Pubblicato da: Michele Iurillo | settembre 25, 2007

Death is not the end…

Come il titolo della “new song” dei Metallica recita, la morte non è la fine.

Nel 1994 Commodore dichiara il fallimento e da quel momento è iniziata l’incredibile odissea di Amiga che dura tutt’oggi. 13 anni nell’oblio che hanno visto scomparire dalla scena e dalla vita terrena uomini come Jay Miner e Fred Fish, anni che hanno visto separarsi i marchi Commodore ed Amiga, promesse mai mantenute e adesso forse oggi si vede la luce.
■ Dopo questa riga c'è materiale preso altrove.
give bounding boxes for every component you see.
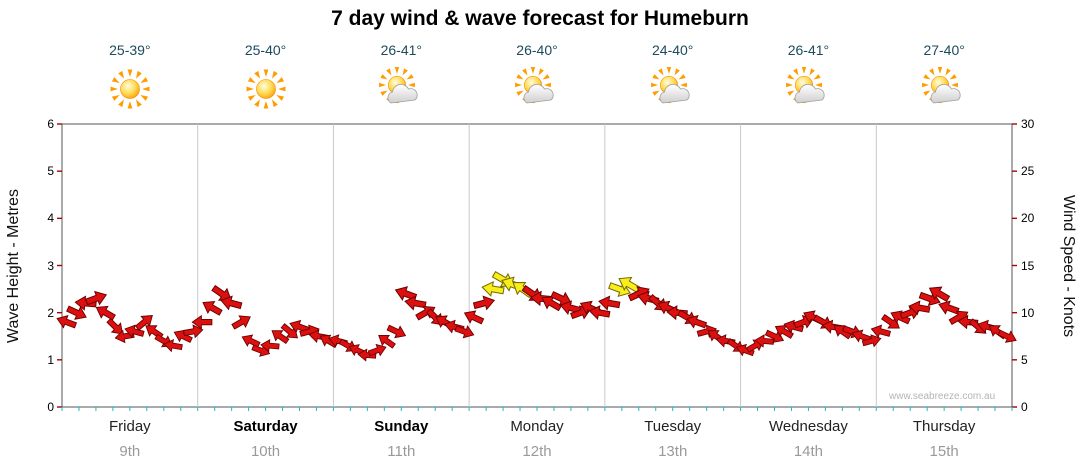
wind-arrow [774,325,794,339]
wave-height-tick-label: 6 [47,117,54,131]
date-label: 12th [522,443,552,460]
wind-arrow [559,300,582,315]
wind-speed-tick-label: 20 [1021,211,1035,226]
wind-arrow [271,330,290,345]
wind-arrow [890,310,911,325]
date-label: 15th [929,443,959,460]
wind-arrow [280,323,299,339]
wind-arrow [191,314,213,330]
wind-arrow [56,314,78,329]
wave-height-tick-label: 1 [47,352,54,367]
wave-height-tick-label: 2 [47,305,54,320]
temp-range: 25-40° [244,42,287,58]
wind-arrow [241,334,261,348]
wind-arrow [598,295,621,311]
date-label: 14th [793,443,824,460]
temp-range: 24-40° [652,42,694,58]
wind-arrow [289,319,310,334]
day-label: Sunday [374,418,429,435]
wind-speed-tick-label: 10 [1021,305,1035,320]
wind-arrow [231,315,251,330]
day-label: Wednesday [768,418,848,435]
wind-arrow [938,300,960,315]
plot-border [61,123,1013,408]
wave-height-tick-label: 4 [47,211,54,226]
wind-arrow [260,338,280,353]
wind-arrow [84,290,108,306]
date-label: 11th [387,443,416,460]
wind-arrow [404,295,427,311]
wave-height-tick-label: 5 [47,164,54,179]
wind-speed-tick-label: 30 [1021,117,1035,131]
wind-arrow [367,343,387,357]
wind-arrow [95,305,116,321]
wind-arrow [686,314,708,329]
temp-range: 26-40° [516,42,558,58]
date-label: 10th [250,443,281,460]
day-label: Saturday [233,418,298,435]
wind-speed-tick-label: 5 [1021,352,1028,367]
sun-cloud-icon [785,66,831,112]
wind-arrow [220,295,243,311]
wind-arrow [106,317,123,335]
wind-arrow [163,338,183,353]
wind-arrow [908,300,931,316]
wind-arrow [735,343,755,357]
wind-arrow [481,281,505,297]
wind-arrow [588,305,611,320]
wind-arrow [66,305,87,320]
temp-range: 26-41° [380,42,422,58]
wind-arrow [378,334,396,349]
temp-range: 26-41° [787,42,830,58]
wind-arrow [202,300,223,316]
day-label: Friday [109,418,151,435]
sun-icon [107,66,153,112]
wind-arrow [928,286,951,303]
sun-cloud-icon [921,66,967,112]
sun-icon [243,66,289,112]
wind-arrow [870,324,892,339]
day-label: Thursday [912,418,976,435]
wind-speed-tick-label: 25 [1021,164,1035,179]
wind-arrow [386,324,407,339]
wind-arrow [783,319,804,334]
temp-range: 27-40° [923,42,965,58]
wind-arrow [472,295,496,311]
wave-height-tick-label: 0 [47,400,54,414]
wind-arrow [394,286,418,301]
wind-arrow [173,329,193,343]
wind-speed-tick-label: 15 [1021,258,1035,273]
sun-cloud-icon [650,66,696,112]
wind-arrow [618,276,641,293]
watermark: www.seabreeze.com.au [889,391,996,402]
day-label: Tuesday [644,418,702,435]
wind-arrow [463,310,485,325]
day-label: Monday [510,418,564,435]
wind-arrow [124,324,145,339]
wind-arrow [861,334,882,348]
sun-cloud-icon [514,66,560,112]
sun-cloud-icon [378,66,424,112]
date-label: 9th [119,443,141,460]
wind-arrow [454,325,475,339]
wind-arrow [881,313,900,329]
wind-arrow [754,334,775,348]
temp-range: 25-39° [109,42,151,58]
wave-height-tick-label: 3 [47,258,54,273]
wind-arrow [134,314,153,331]
wind-arrow [183,324,204,339]
page-title: 7 day wind & wave forecast for Humeburn [331,7,749,30]
wind-arrow [851,329,872,343]
wind-speed-tick-label: 0 [1021,400,1028,414]
date-label: 13th [658,443,688,460]
wind-arrow [997,329,1017,343]
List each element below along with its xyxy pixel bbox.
Sebbene io non sia un fan dei Power PC da ex lettore di EAR ricordo ancora le pagine (scaricabili dal blog) in cui veniva annunciato l’imminente passaggio. Milioni di parole sono state scritte e adesso sembra proprio che Sam sia una realtà e che sia lei la piastra madre sulla quale si baseranno gli Amiga del futuro. Una piccola nicchia che forse crescerà o forse si adatterà al mercato traslando, come Apple, su piattaforme x86. Costosa? Economica? Potente? Limitata? Questo saranno i mesi avvenire a dircelo.

Nel frattempo la domanda che mi tartassa è sempre una: cosa è Amiga oggi?
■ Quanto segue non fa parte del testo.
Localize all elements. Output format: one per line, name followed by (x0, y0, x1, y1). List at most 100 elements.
Io credo che di Amiga sia rimasta un’idea. Un’idea di libertà, un’idea di semplicità ed accessibilità, un’idea di indipendenza, di alternativo e di (veramente) user friendly.

Per quanto mi concerne io sto ancora seduto e guardo l’evolversi della situazione… non mi dispiacerebbe un giorno vedere sugli scaffali di negozi come Mediaworld o Saturn degli “Amiga 440” in vendita oppure degli Amiga Store nei centri commerciali.

Credo che quello sarebbe il momento in cui darei un bel calcio dove non batte mai il sole al mio potentissimo Aemmeddì Atlon sessantaquattro ics due e, facendo piangere il portafogli, mi porterei a casa qualcosa di alternativo e che mi riporta al passato e che forse sarà il futuro.

Ma davvero lo sarà?

Di speranze ce ne sono tante e ce ne sono state troppe… è il momento di agire e speriamo che davvero le luci della ribaltano girino verso chi ha sofferto come un cane abbandonato per 13 anni.

Death is not the end… and we’re still here.